Un mio amico campano, tempo fa, mi raccontava che dopo l’omicidio di un carabiniere, da parte della Camorra, venne schierato l’Esercito in tutta la provincia napoletana. La presenza di cotanto dispiegamento di occhi vigili e armati, mise in difficoltà la malavita che, nel giro di una settimana, fece trovare gli assassini.
Non fu un ravvedimento, da parte della malavita camorristica, ma un tentativo – riuscito – di allontanare l’Esercito dalle vie del “traffico” per poter continuare a trafficare indisturbata.

Ora, non so perchè, ma in questi giorni si è verificata una coincidenza.
Dopo che Saviano ha bellamente e giustamente indicato che tutto il nord-Italia è in mano alla malavita organizzata (‘ndrangheta, camorra ed altro) e che tutta l’economia è sottoposta al giogo del pizzo mafioso, le forze dell’ordine scoprono il covo di tal Iovine, capoclan di una delle famiglie camorristiche più feroci e letali dell’intero territorio campano nello specifico e italiano in generale.

A me viene da pensare che, dopo una affermazione così importante di Saviano, suffragata dalla DIA con un comunicato drammatico e triste, la malavita abbia sentito il pericolo e il fastidio di avere gli occhi addosso, dell’opinione pubblica, delle forze armate e investigative ed abbia “elargito” la cattura di tal Iovine per togliersi gli occhi indiscreti di dosso.

A me sembra un po’ strano che, dopo 14 anni di latitanza, il criminale sia stato preso a casa sua. Sembra che si sia voluto far trovare, che abbia “immolato” la sua figura di latitante, per far in modo che gli “affari” non vengano disturbati.
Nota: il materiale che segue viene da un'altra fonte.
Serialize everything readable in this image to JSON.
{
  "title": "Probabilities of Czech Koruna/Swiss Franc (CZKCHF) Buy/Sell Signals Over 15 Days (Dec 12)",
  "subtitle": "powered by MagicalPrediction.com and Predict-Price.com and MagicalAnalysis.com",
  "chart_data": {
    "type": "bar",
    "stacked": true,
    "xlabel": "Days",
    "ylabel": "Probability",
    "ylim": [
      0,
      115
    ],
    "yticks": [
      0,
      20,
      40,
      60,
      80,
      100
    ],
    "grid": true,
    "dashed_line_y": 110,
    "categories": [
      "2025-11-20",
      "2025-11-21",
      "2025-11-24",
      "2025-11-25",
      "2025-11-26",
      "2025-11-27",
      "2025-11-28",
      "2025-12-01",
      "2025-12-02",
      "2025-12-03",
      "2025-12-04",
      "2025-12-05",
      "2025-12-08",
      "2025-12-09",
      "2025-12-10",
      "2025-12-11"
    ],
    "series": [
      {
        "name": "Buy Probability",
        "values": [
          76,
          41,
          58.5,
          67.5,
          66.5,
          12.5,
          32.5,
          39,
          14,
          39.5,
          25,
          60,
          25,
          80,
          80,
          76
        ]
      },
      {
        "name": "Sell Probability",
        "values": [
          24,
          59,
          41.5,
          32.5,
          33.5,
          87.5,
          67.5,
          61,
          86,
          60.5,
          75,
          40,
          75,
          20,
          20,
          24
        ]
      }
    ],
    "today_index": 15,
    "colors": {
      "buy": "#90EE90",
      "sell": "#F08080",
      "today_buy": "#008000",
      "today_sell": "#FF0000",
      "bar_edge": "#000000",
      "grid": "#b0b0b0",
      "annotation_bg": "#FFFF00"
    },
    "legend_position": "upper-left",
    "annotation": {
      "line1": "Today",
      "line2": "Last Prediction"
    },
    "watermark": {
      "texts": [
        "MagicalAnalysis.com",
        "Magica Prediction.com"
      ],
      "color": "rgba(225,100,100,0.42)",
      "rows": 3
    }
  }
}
Meglio in carcere che senza potere!
Tanto più che in carcere è più facile salvarsi la pelle, impartire ordini e controllare la situazione.

Spero solo che non si commetta l’errore di allentare la presa e la sorveglianza, anzi, la si dovrebbe intensificare ed estendere anche ai settori economici meno rilevanti. Andrebbero rivisti tutti gli appalti, impugnate tutte le decisioni che presentino anche una sola irregolarità e battere il terreno del nord-Italia palmo a palmo, senza sconti e senza compromessi. Forse potrebbe essere la volta che le cose cambino davvero.
Non date retta alle enfasi giornalistiche, non guardate il TG1/5 e accoliti, seguite le cose via internet e siate sospettosi.